Monday, January 5, 2009

Memories of Claiborne Pell, Nov. 22, 1918 – Jan. 1, 2009

The life of U.S. Senator Claiborne Pell was remembered and honored this morning at Trinity Episcopal Church in Newport, Rhode Island. Bill Clinton, Joe Biden, Ted Kennedy, and others eulogized this man's exceptional life.

Senator Pell was one of the greatest men I have ever had the honor of knowing. I first met the Senator through my mother who was his scheduler for the better part of her career on Capitol Hill. Every evening at dinner, through my mother's story telling, my family would learn about the way the Senator would handle gracefully the dramas and stresses of American politics. Over the years, Senator Pell took the place in my mind of a hero, a rare thing for Americans to have--even rarer for the hero to be in politics.

But that is one of the things that made Senator Pell so unique. It was his humility that set him apart from the rest. Rhode Island being my home state, I imagined Senator Pell gently showing the world why our state was "the biggest little state in the union." He did so by speaking softly while accomplishing great deeds: He was Chairman of the Senate Foreign Relations Committee; he advocated for the UN Law of the Sea; and he established the Pell Grants, which helped millions of students.
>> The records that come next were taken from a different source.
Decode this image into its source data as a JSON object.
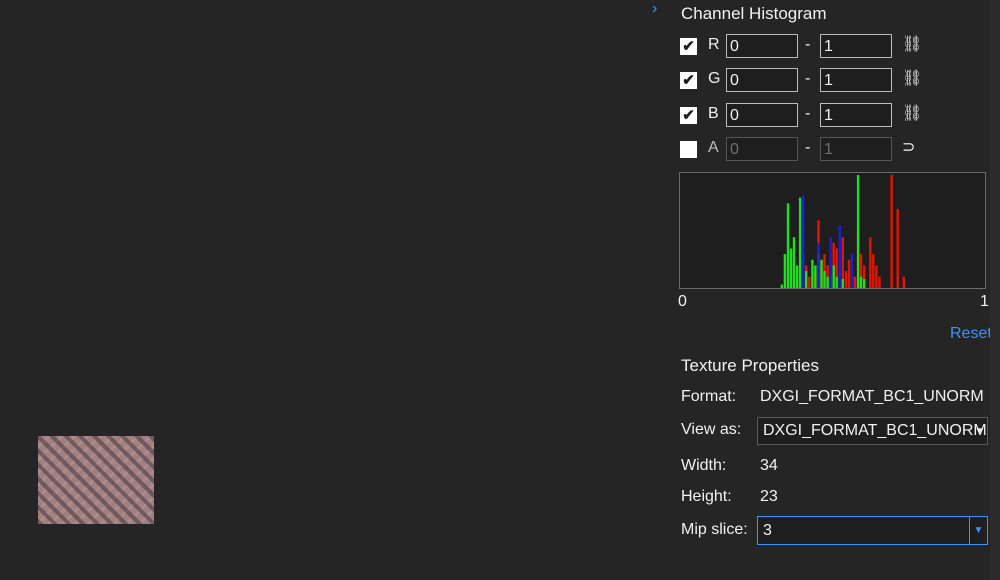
{
  "panel": {
    "title": "Channel Histogram",
    "channels": [
      {
        "name": "R",
        "checked": true,
        "min": "0",
        "max": "1",
        "enabled": true,
        "color": "#e51400"
      },
      {
        "name": "G",
        "checked": true,
        "min": "0",
        "max": "1",
        "enabled": true,
        "color": "#1ee01e"
      },
      {
        "name": "B",
        "checked": true,
        "min": "0",
        "max": "1",
        "enabled": true,
        "color": "#1f1fd0"
      },
      {
        "name": "A",
        "checked": false,
        "min": "0",
        "max": "1",
        "enabled": false,
        "color": "#ffffff"
      }
    ],
    "check_glyph": "✔",
    "dash": "-",
    "link_glyph": "⛓",
    "unlink_glyph": "⊃",
    "axis_min_label": "0",
    "axis_max_label": "1",
    "reset_label": "Reset"
  },
  "histogram": {
    "bins": 100,
    "series": [
      {
        "name": "R",
        "color": "#e51400",
        "bars": [
          [
            38,
            0.05
          ],
          [
            41,
            0.2
          ],
          [
            42,
            0.1
          ],
          [
            44,
            0.15
          ],
          [
            45,
            0.6
          ],
          [
            46,
            0.25
          ],
          [
            47,
            0.3
          ],
          [
            48,
            0.2
          ],
          [
            49,
            0.1
          ],
          [
            50,
            0.4
          ],
          [
            51,
            0.35
          ],
          [
            52,
            0.2
          ],
          [
            53,
            0.45
          ],
          [
            54,
            0.15
          ],
          [
            55,
            0.25
          ],
          [
            56,
            0.12
          ],
          [
            57,
            0.1
          ],
          [
            58,
            0.5
          ],
          [
            59,
            0.3
          ],
          [
            60,
            0.2
          ],
          [
            62,
            0.45
          ],
          [
            63,
            0.3
          ],
          [
            64,
            0.2
          ],
          [
            65,
            0.1
          ],
          [
            69,
            1.0
          ],
          [
            71,
            0.7
          ],
          [
            73,
            0.1
          ]
        ]
      },
      {
        "name": "G",
        "color": "#1ee01e",
        "bars": [
          [
            33,
            0.03
          ],
          [
            34,
            0.3
          ],
          [
            35,
            0.75
          ],
          [
            36,
            0.35
          ],
          [
            37,
            0.45
          ],
          [
            38,
            0.2
          ],
          [
            39,
            0.8
          ],
          [
            40,
            0.3
          ],
          [
            41,
            0.15
          ],
          [
            43,
            0.25
          ],
          [
            44,
            0.2
          ],
          [
            45,
            0.3
          ],
          [
            46,
            0.25
          ],
          [
            47,
            0.15
          ],
          [
            48,
            0.1
          ],
          [
            49,
            0.12
          ],
          [
            50,
            0.2
          ],
          [
            51,
            0.1
          ],
          [
            52,
            0.15
          ],
          [
            53,
            0.08
          ],
          [
            58,
            1.0
          ],
          [
            59,
            0.1
          ],
          [
            60,
            0.08
          ]
        ]
      },
      {
        "name": "B",
        "color": "#1f1fd0",
        "bars": [
          [
            40,
            0.82
          ],
          [
            45,
            0.4
          ],
          [
            49,
            0.45
          ],
          [
            52,
            0.55
          ],
          [
            56,
            0.3
          ]
        ]
      }
    ]
  },
  "texture": {
    "section_title": "Texture Properties",
    "format_label": "Format:",
    "format_value": "DXGI_FORMAT_BC1_UNORM",
    "view_as_label": "View as:",
    "view_as_value": "DXGI_FORMAT_BC1_UNORM",
    "width_label": "Width:",
    "width_value": "34",
    "height_label": "Height:",
    "height_value": "23",
    "mip_label": "Mip slice:",
    "mip_value": "3"
  },
  "icons": {
    "collapse": "›",
    "dropdown": "▾",
    "mip_dropdown": "▼"
  }
}
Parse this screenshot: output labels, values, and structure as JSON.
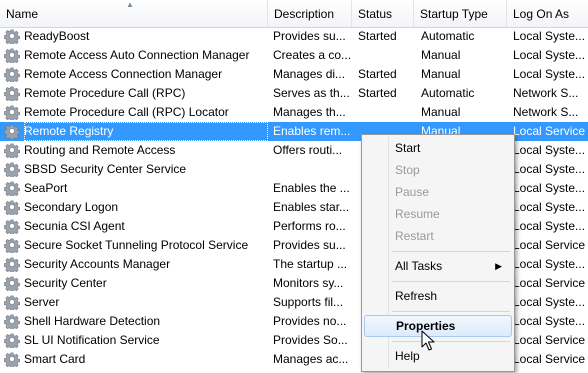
{
  "columns": {
    "name": "Name",
    "description": "Description",
    "status": "Status",
    "startup_type": "Startup Type",
    "log_on_as": "Log On As"
  },
  "services": [
    {
      "name": "ReadyBoost",
      "description": "Provides su...",
      "status": "Started",
      "startup": "Automatic",
      "logon": "Local Syste..."
    },
    {
      "name": "Remote Access Auto Connection Manager",
      "description": "Creates a co...",
      "status": "",
      "startup": "Manual",
      "logon": "Local Syste..."
    },
    {
      "name": "Remote Access Connection Manager",
      "description": "Manages di...",
      "status": "Started",
      "startup": "Manual",
      "logon": "Local Syste..."
    },
    {
      "name": "Remote Procedure Call (RPC)",
      "description": "Serves as th...",
      "status": "Started",
      "startup": "Automatic",
      "logon": "Network S..."
    },
    {
      "name": "Remote Procedure Call (RPC) Locator",
      "description": "Manages th...",
      "status": "",
      "startup": "Manual",
      "logon": "Network S..."
    },
    {
      "name": "Remote Registry",
      "description": "Enables rem...",
      "status": "",
      "startup": "Manual",
      "logon": "Local Service"
    },
    {
      "name": "Routing and Remote Access",
      "description": "Offers routi...",
      "status": "",
      "startup": "",
      "logon": "Local Syste..."
    },
    {
      "name": "SBSD Security Center Service",
      "description": "",
      "status": "",
      "startup": "",
      "logon": "Local Syste..."
    },
    {
      "name": "SeaPort",
      "description": "Enables the ...",
      "status": "",
      "startup": "",
      "logon": "Local Syste..."
    },
    {
      "name": "Secondary Logon",
      "description": "Enables star...",
      "status": "",
      "startup": "",
      "logon": "Local Syste..."
    },
    {
      "name": "Secunia CSI Agent",
      "description": "Performs ro...",
      "status": "",
      "startup": "",
      "logon": "Local Syste..."
    },
    {
      "name": "Secure Socket Tunneling Protocol Service",
      "description": "Provides su...",
      "status": "",
      "startup": "",
      "logon": "Local Service"
    },
    {
      "name": "Security Accounts Manager",
      "description": "The startup ...",
      "status": "",
      "startup": "",
      "logon": "Local Syste..."
    },
    {
      "name": "Security Center",
      "description": "Monitors sy...",
      "status": "",
      "startup": "",
      "logon": "Local Service"
    },
    {
      "name": "Server",
      "description": "Supports fil...",
      "status": "",
      "startup": "",
      "logon": "Local Syste..."
    },
    {
      "name": "Shell Hardware Detection",
      "description": "Provides no...",
      "status": "",
      "startup": "",
      "logon": "Local Syste..."
    },
    {
      "name": "SL UI Notification Service",
      "description": "Provides So...",
      "status": "",
      "startup": "",
      "logon": "Local Service"
    },
    {
      "name": "Smart Card",
      "description": "Manages ac...",
      "status": "",
      "startup": "",
      "logon": "Local Service"
    }
  ],
  "context_menu": {
    "start": "Start",
    "stop": "Stop",
    "pause": "Pause",
    "resume": "Resume",
    "restart": "Restart",
    "all_tasks": "All Tasks",
    "refresh": "Refresh",
    "properties": "Properties",
    "help": "Help"
  },
  "colors": {
    "selection": "#3399ff",
    "menu_hover": "#dcebfc"
  },
  "icons": {
    "service": "gear-icon",
    "submenu": "submenu-arrow-icon",
    "sort": "sort-ascending-icon",
    "pointer": "mouse-pointer-icon"
  }
}
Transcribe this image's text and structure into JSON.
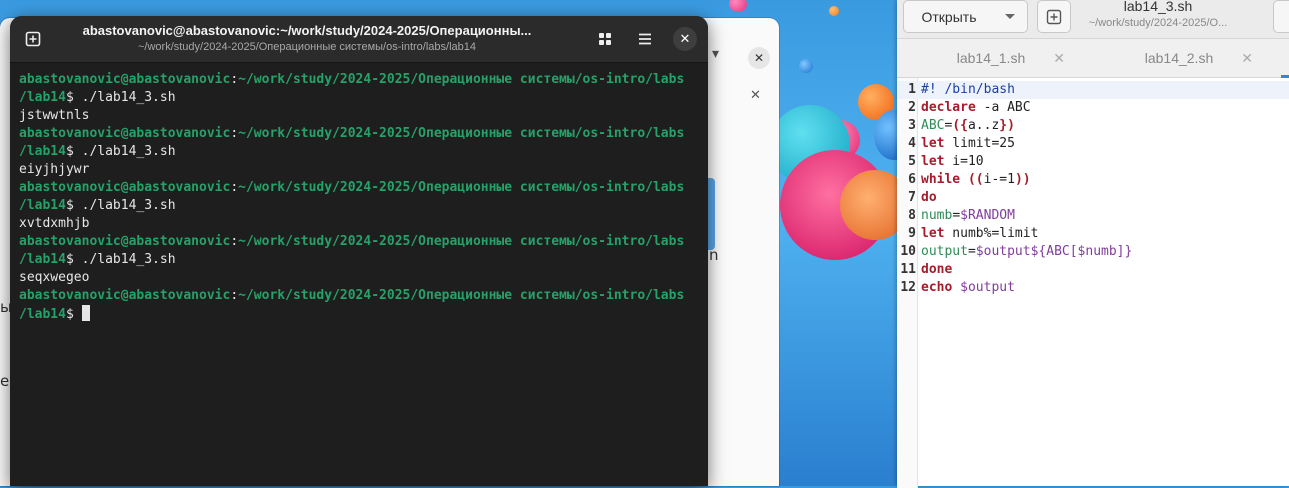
{
  "terminal": {
    "title": "abastovanovic@abastovanovic:~/work/study/2024-2025/Операционны...",
    "subtitle": "~/work/study/2024-2025/Операционные системы/os-intro/labs/lab14",
    "lines": [
      {
        "prompt": "abastovanovic@abastovanovic",
        "path": "~/work/study/2024-2025/Операционные системы/os-intro/labs"
      },
      {
        "prompt": "/lab14",
        "rest": "$ ./lab14_3.sh"
      },
      {
        "text": "jstwwtnls"
      },
      {
        "prompt": "abastovanovic@abastovanovic",
        "path": "~/work/study/2024-2025/Операционные системы/os-intro/labs"
      },
      {
        "prompt": "/lab14",
        "rest": "$ ./lab14_3.sh"
      },
      {
        "text": "eiyjhjywr"
      },
      {
        "prompt": "abastovanovic@abastovanovic",
        "path": "~/work/study/2024-2025/Операционные системы/os-intro/labs"
      },
      {
        "prompt": "/lab14",
        "rest": "$ ./lab14_3.sh"
      },
      {
        "text": "xvtdxmhjb"
      },
      {
        "prompt": "abastovanovic@abastovanovic",
        "path": "~/work/study/2024-2025/Операционные системы/os-intro/labs"
      },
      {
        "prompt": "/lab14",
        "rest": "$ ./lab14_3.sh"
      },
      {
        "text": "seqxwegeo"
      },
      {
        "prompt": "abastovanovic@abastovanovic",
        "path": "~/work/study/2024-2025/Операционные системы/os-intro/labs"
      },
      {
        "prompt": "/lab14",
        "rest": "$ "
      }
    ]
  },
  "browser": {
    "edge_text_1": "ы",
    "edge_text_2": "ен",
    "edge_text_3": "n",
    "close_1": "✕",
    "close_2": "✕",
    "dropdown": "▾"
  },
  "editor": {
    "open_label": "Открыть",
    "title": "lab14_3.sh",
    "subtitle": "~/work/study/2024-2025/О...",
    "tabs": [
      {
        "label": "lab14_1.sh"
      },
      {
        "label": "lab14_2.sh"
      }
    ],
    "code_lines": [
      {
        "n": "1",
        "parts": [
          [
            "path",
            "#! /bin/bash"
          ]
        ]
      },
      {
        "n": "2",
        "parts": [
          [
            "kw",
            "declare"
          ],
          [
            "",
            " -a ABC"
          ]
        ]
      },
      {
        "n": "3",
        "parts": [
          [
            "var",
            "ABC"
          ],
          [
            "",
            "="
          ],
          [
            "sym",
            "({"
          ],
          [
            "",
            "a..z"
          ],
          [
            "sym",
            "})"
          ]
        ]
      },
      {
        "n": "4",
        "parts": [
          [
            "kw",
            "let"
          ],
          [
            "",
            " limit=25"
          ]
        ]
      },
      {
        "n": "5",
        "parts": [
          [
            "kw",
            "let"
          ],
          [
            "",
            " i=10"
          ]
        ]
      },
      {
        "n": "6",
        "parts": [
          [
            "kw",
            "while"
          ],
          [
            "",
            " "
          ],
          [
            "sym",
            "(("
          ],
          [
            "",
            "i-=1"
          ],
          [
            "sym",
            "))"
          ]
        ]
      },
      {
        "n": "7",
        "parts": [
          [
            "kw",
            "do"
          ]
        ]
      },
      {
        "n": "8",
        "parts": [
          [
            "var",
            "numb"
          ],
          [
            "",
            "="
          ],
          [
            "expand",
            "$RANDOM"
          ]
        ]
      },
      {
        "n": "9",
        "parts": [
          [
            "kw",
            "let"
          ],
          [
            "",
            " numb%=limit"
          ]
        ]
      },
      {
        "n": "10",
        "parts": [
          [
            "var",
            "output"
          ],
          [
            "",
            "="
          ],
          [
            "expand",
            "$output${ABC[$numb]}"
          ]
        ]
      },
      {
        "n": "11",
        "parts": [
          [
            "kw",
            "done"
          ]
        ]
      },
      {
        "n": "12",
        "parts": [
          [
            "kw",
            "echo"
          ],
          [
            "",
            " "
          ],
          [
            "expand",
            "$output"
          ]
        ]
      }
    ]
  },
  "colors": {
    "prompt_green": "#26a269",
    "keyword_red": "#a51d2d",
    "accent_blue": "#3584e4"
  }
}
When I applied to attend the graduate program at Johns Hopkins SAIS, one of the requirements was to write an essay about a hero. That was easy for me. I wrote about Senator Pell's style of politics, building consensus across party lines. Senator Pell conducted politics with the mind that policy is the art of the possible. His leadership stood out particularly in contrast with so many others on the Hill who thought politics was a blood sport. I am happy that Senator Pell got to see Barack Obama elected as President as Obama seems to approach politics the way Senator Pell did--with integrity and respect for his fellow people.

During my first semester at SAIS (fall 1997), Senator Pell needed someone to watch over his home in Washington, D.C. while he traveled or was in Newport. I was more than happy to help. So while I worked at the library and attended classes in Dupont Circle, I would ride my bicycle back to the Senator's stately mansion in Georgetown every night to be greeted by the suits of armor on the staircase on my way up to my room. As a student with few resources, I felt I was living a double life and that somehow the Senator's wisdom about international treaties or law of the sea would seep into my head when it was exam time.

During the weekends that semester when I was not in at the SAIS library, I would read the hundreds of textbooks from Carl von Clausewitz to Paul Krugman, in Senator Pell's grand red living room, which housed the Senator's favorite red leather chair. Sometimes the Senator would visit the home and to my embarrassment, he would walk by while I was in his chair. I would leap up to offer the chair. But he would only wave, perhaps make a joke, and say, "Great choice (in chairs)."

As Pres. Clinton said this morning, Senator Pell was right to the end and there was something magical about him. Senator Pell even left us magically, passing away a few minutes after midnight on New Year's Day. The ripples from his life will continue on forever.